En 1981, François Mitterrand est élu président de la République et nomme ministre de la Justice Robert Badinter. Celui-ci, de confession juive, n'a que compassion pour les tueurs d'enfants qu'il a défendus avec acharnement les années passées et qui, grâce à lui, ne risqueront plus la guillotine, mais il voue une haine tenace envers Paul Touvier et reprend contre lui les poursuites judiciaires malgré sa grâce au nom de l’imprescriptibilité des « crimes contre l'humanité » : les sept otages fusillés à Rillieux étant juifs, Touvier aurait participé à « l'extermination des Juifs »...

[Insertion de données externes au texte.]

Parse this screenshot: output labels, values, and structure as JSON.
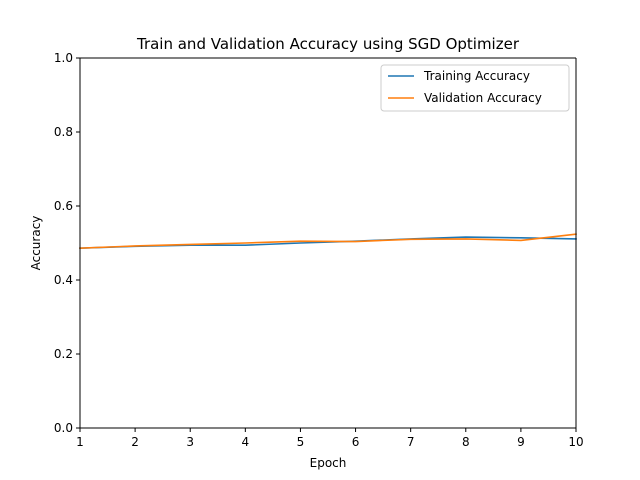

Après son arrestation en 1989, la plupart des accusations lancées par les médias contre lui s'écroulent très rapidement après un simple examen des faits ; seule l'affaire de Rillieux reste. Pour ses accusateurs, ce n'est pas seulement Paul Touvier qui est accusé mais le « régime de Vichy » qu'il représente : c'est la politique anti-juive du gouvernement du Maréchal qui doit être condamnée comme criminelle et, pour cela, ils vont même essayer de faire oublier le rôle des Allemands dans l'affaire. Le 13 avril 1992, la chambre d'accusation de la Cour d'Appel de Paris rend un non-lieu en reconnaissant que, Vichy n'ayant jamais conduit une politique d'extermination des Juifs, on ne pouvait qualifier l'affaire de Rillieux de « crimes contre l'humanité ».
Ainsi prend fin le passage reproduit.